Pentagon officials were recently notified that a US Navy sailor was taken in for questioning as part of an ongoing investigation by the Naval Criminal Investigative Service (NCIS) and the Bureau of Alcohol, Tobacco, Firearms and Explosives, according to a senior defense official who spoke with the Associated Press earlier this week.
It’s worth noting that the sailor taken in for questioning was not detained by federal authorities. However, San Diego, California, outlet ABC 10News cited NCIS sources in reporting that “multiple search warrants” have been executed by federal agents on the sailor’s “home and property.”
“The Navy will not comment on an ongoing investigation to protect the integrity of the investigative process and all those involved,” Navy spokesperson Lt. Tim Pietrack told the AP.
“We have nothing to announce at this time.”
According to Navy officials, it took “four days of firefighting” to extinguish the flames aboard the Bonhomme Richard, which has been left with extensive electrical, mechanical and structural damage. The fire reportedly began on July 12 in a storage area of the San Diego Bay-docked vessel.

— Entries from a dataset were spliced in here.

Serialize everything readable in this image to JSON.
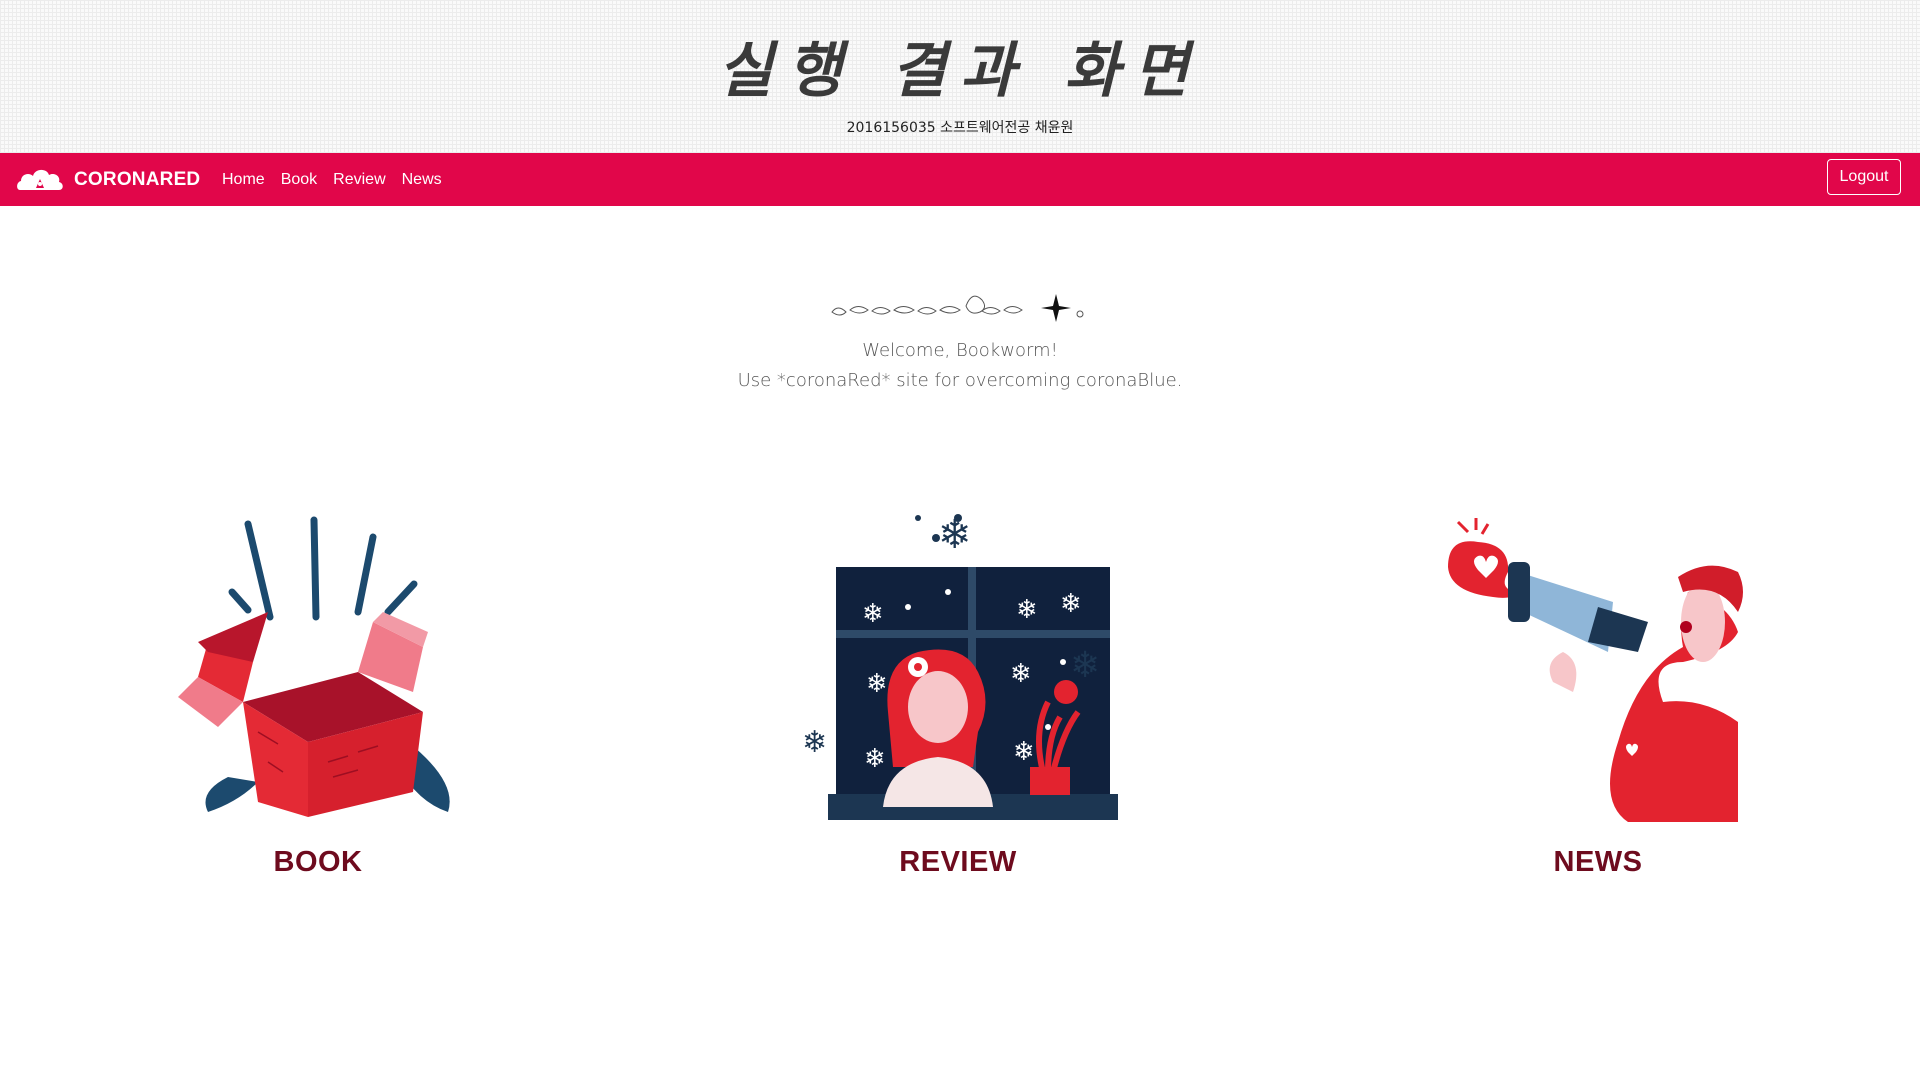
{
  "banner": {
    "title": "실행 결과 화면",
    "subtitle": "2016156035 소프트웨어전공 채윤원"
  },
  "navbar": {
    "brand": "CORONARED",
    "links": [
      "Home",
      "Book",
      "Review",
      "News"
    ],
    "logout_label": "Logout",
    "background_color": "#e1064a"
  },
  "hero": {
    "line1": "Welcome, Bookworm!",
    "line2": "Use *coronaRed* site for overcoming coronaBlue."
  },
  "cards": [
    {
      "label": "BOOK",
      "illustration": "open-gift-box-illustration"
    },
    {
      "label": "REVIEW",
      "illustration": "girl-at-snowy-window-illustration"
    },
    {
      "label": "NEWS",
      "illustration": "woman-with-megaphone-illustration"
    }
  ],
  "colors": {
    "accent_red": "#e1064a",
    "label_dark_red": "#6e0b1e",
    "navy": "#1c4a6e"
  }
}
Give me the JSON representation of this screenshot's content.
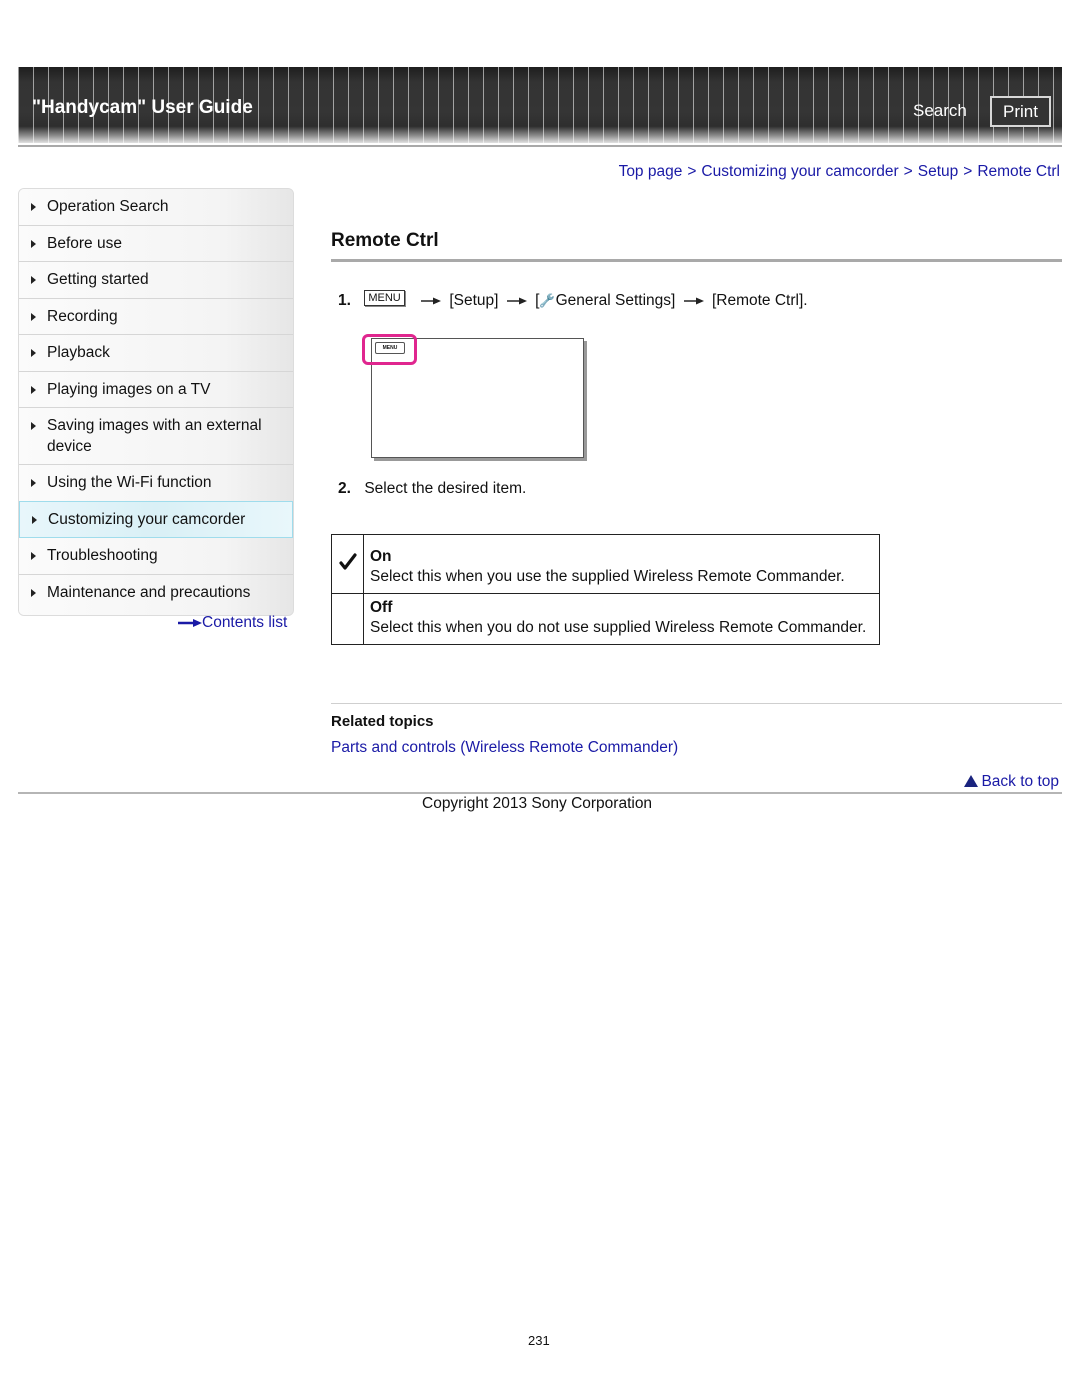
{
  "header": {
    "title": "\"Handycam\" User Guide",
    "search_label": "Search",
    "print_label": "Print"
  },
  "breadcrumb": {
    "items": [
      "Top page",
      "Customizing your camcorder",
      "Setup",
      "Remote Ctrl"
    ],
    "separator": ">"
  },
  "sidebar": {
    "items": [
      {
        "label": "Operation Search"
      },
      {
        "label": "Before use"
      },
      {
        "label": "Getting started"
      },
      {
        "label": "Recording"
      },
      {
        "label": "Playback"
      },
      {
        "label": "Playing images on a TV"
      },
      {
        "label": "Saving images with an external device"
      },
      {
        "label": "Using the Wi-Fi function"
      },
      {
        "label": "Customizing your camcorder",
        "active": true
      },
      {
        "label": "Troubleshooting"
      },
      {
        "label": "Maintenance and precautions"
      }
    ],
    "contents_list_label": "Contents list"
  },
  "main": {
    "title": "Remote Ctrl",
    "step1": {
      "number": "1.",
      "menu_key": "MENU",
      "setup": "[Setup]",
      "general_settings_open": "[",
      "general_settings": "General Settings]",
      "remote_ctrl": "[Remote Ctrl]."
    },
    "screen_menu_label": "MENU",
    "step2": {
      "number": "2.",
      "text": "Select the desired item."
    },
    "options": [
      {
        "name": "On",
        "description": "Select this when you use the supplied Wireless Remote Commander.",
        "default": true
      },
      {
        "name": "Off",
        "description": "Select this when you do not use supplied Wireless Remote Commander.",
        "default": false
      }
    ],
    "related": {
      "title": "Related topics",
      "links": [
        "Parts and controls (Wireless Remote Commander)"
      ]
    },
    "back_to_top": "Back to top"
  },
  "footer": {
    "copyright": "Copyright 2013 Sony Corporation",
    "page_number": "231"
  },
  "colors": {
    "link": "#1a1aa6",
    "highlight": "#e0268f",
    "active_nav": "#d9f0f6"
  }
}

Though the full extent of the damage to the Wasp-class amphibious assault ship remains unknown, Lt. Cmdr. Jae Park, engineer officer on the USS Stethem (DDG 63), has been directing overall damage control efforts and the more than 60 steelworkers tasked with reconstruction, according to a Tuesday release from the Department of Defense.
Additional crew members from the Stethem have provided equipment and manpower for the firefighting and overhaul efforts.
General Dynamics National Steel and Shipbuilding was nearing the end of its two-year, approximately $250 million series of upgrades to the Bonhomme Richard when the fire broke out in July. NBC San Diego noted that 160 sailors who were onboard had to evacuate, and more than 60 sailors and civilians were treated for minor injuries, heat exhaustion and smoke inhalation.
“The ship can be repaired; whether or not it will be repaired, that will be determined," Rear Adm. Philip E. Sobeck said back in July. Considering the ongoing repairs, it’s presumed the overhaul costs do not exceed the estimated $4 billion price tag to replace the Bonhomme Richard.